How do you calculate post-test probability from a likelihood ratio?
Step 1: Convert pre-test probability to odds: pre-test odds = P / (1-P). Step 2: Multiply by the likelihood ratio: post-test odds = pre-test odds times LR. Step 3: Convert back to probability: post-test probability = post-test odds / (1 + post-test odds). For pre-test probability 20% and LR+ = 5: pre-test odds = 0.25, post-test odds = 1.25, post-test probability = 55.6%.
What is a likelihood ratio and what values are clinically significant?
LR+ = Sensitivity / (1 - Specificity). LR- = (1 - Sensitivity) / Specificity. An LR+ greater than 10 or LR- less than 0.1 produces large and often decisive shifts in probability. LR between 5-10 (or 0.1-0.2) produces moderate shifts. LR between 2-5 (or 0.2-0.5) produces small shifts. LR close to 1 produces negligible change (the test is not diagnostically useful).
What pre-test probability should I use in the calculator?

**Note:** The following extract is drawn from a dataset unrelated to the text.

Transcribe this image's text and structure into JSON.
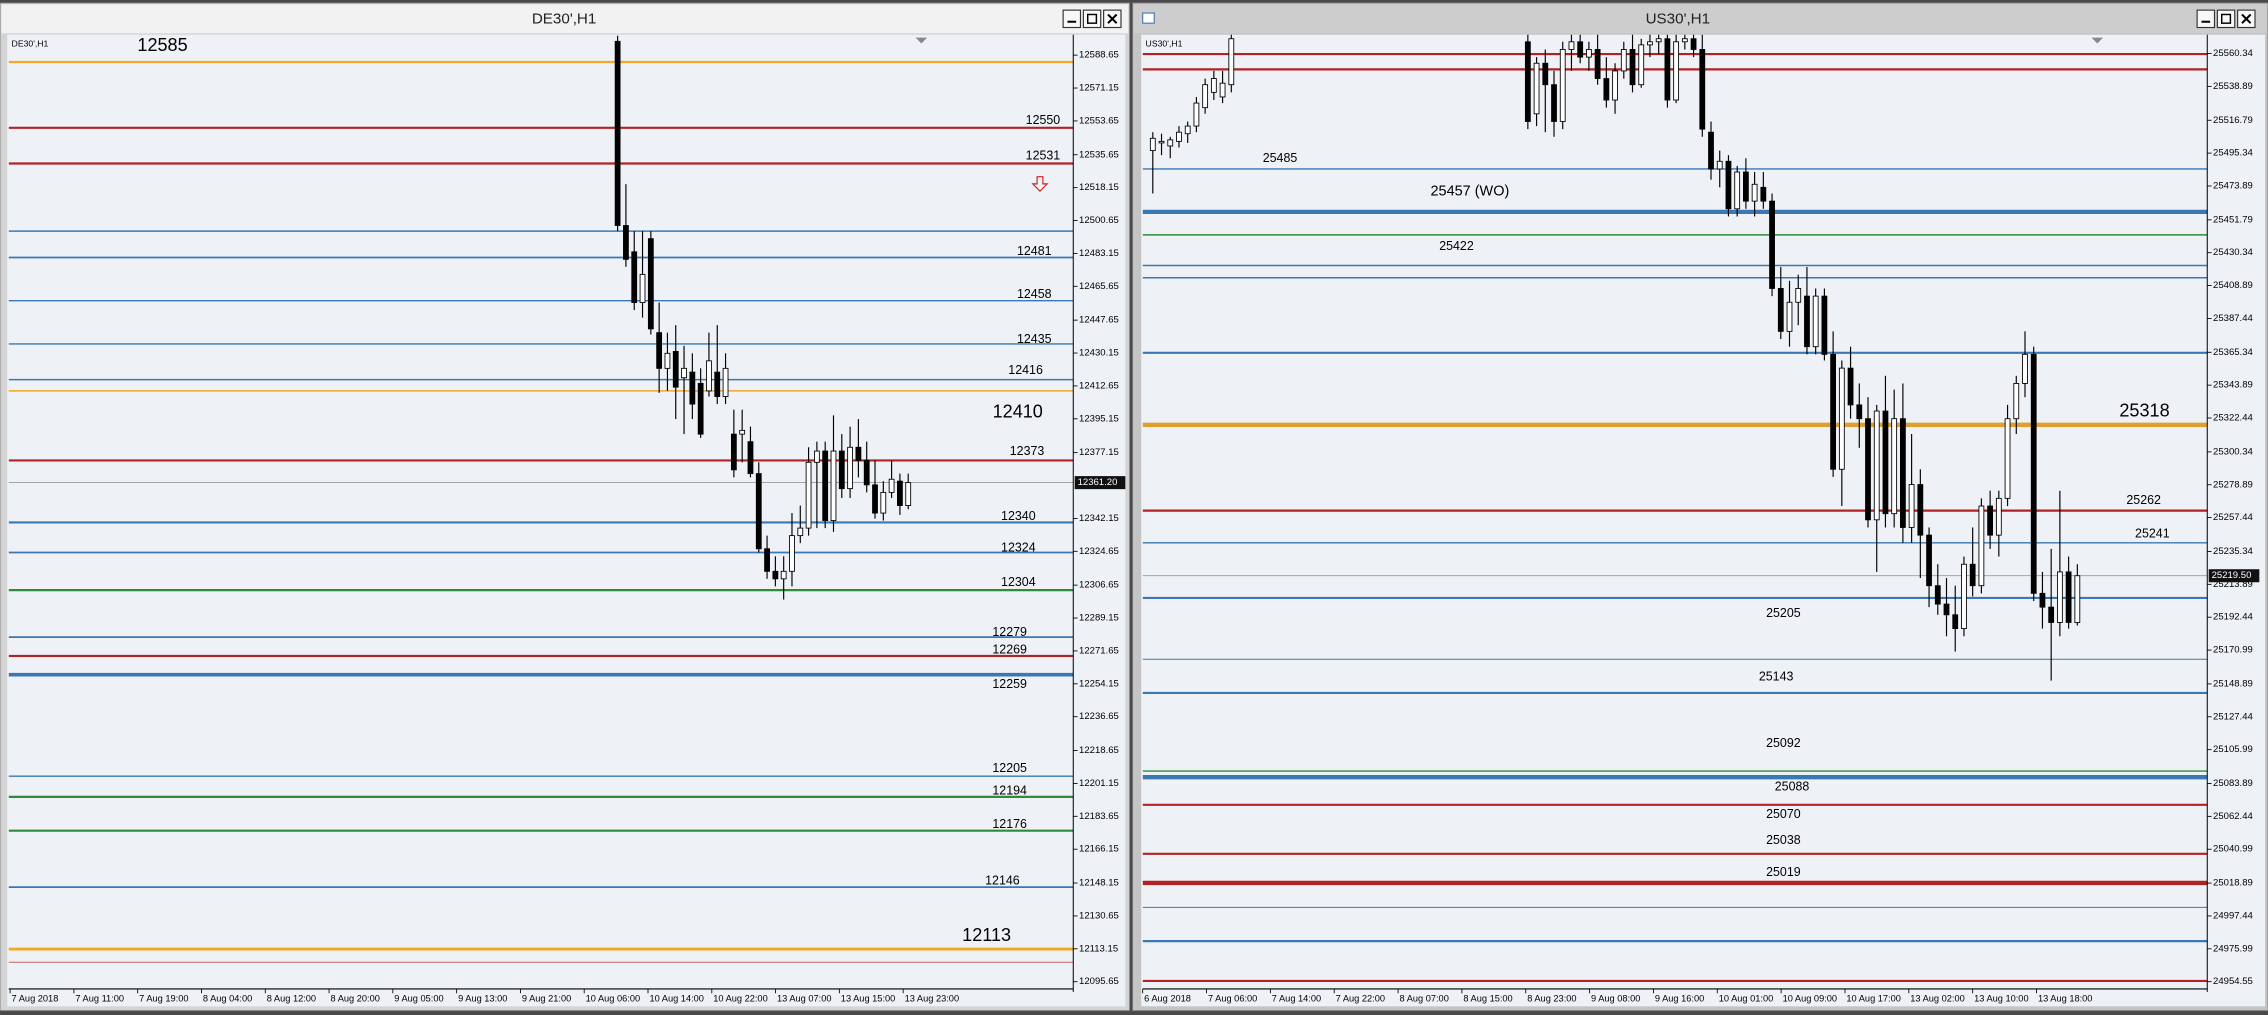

Use the estimated probability of disease in your specific patient or population before the test result is known. This can come from published prevalence data for the condition in a similar demographic, from a clinical scoring tool, or from clinical judgment. Using a population-level prevalence when your patient is high-risk will underestimate the post-test probability significantly.
What is the difference between post-test probability and PPV?
Positive predictive value (PPV) is the probability of disease given a positive test result, which is the same as the post-test probability for a positive test. Negative predictive value (NPV) is the probability of no disease given a negative test result, which equals 1 minus the post-test probability for a negative test. PPV and NPV depend on prevalence; sensitivity and specificity do not.
Why does post-test probability depend on prevalence?
Because Bayes theorem requires a prior probability. In a population where the condition is very rare (1%), even a test with 99% sensitivity and 99% specificity gives a positive result post-test probability of only 50%. In a population where the condition is common (50%), the same test gives a positive post-test probability of 99%. This is why the same test can be clinically useful in one population and misleading in another.
What are typical sensitivity and specificity values for medical tests?
Many common diagnostic tests fall in the 70-95% range for both sensitivity and specificity. PCR tests for infectious diseases typically have sensitivity 85-98% and specificity 95-99.9%. Rapid antigen tests are often lower: 50-85% sensitive, 95-99% specific. Imaging modalities vary widely. Enter the values from the test's validation study for the most accurate post-test probability.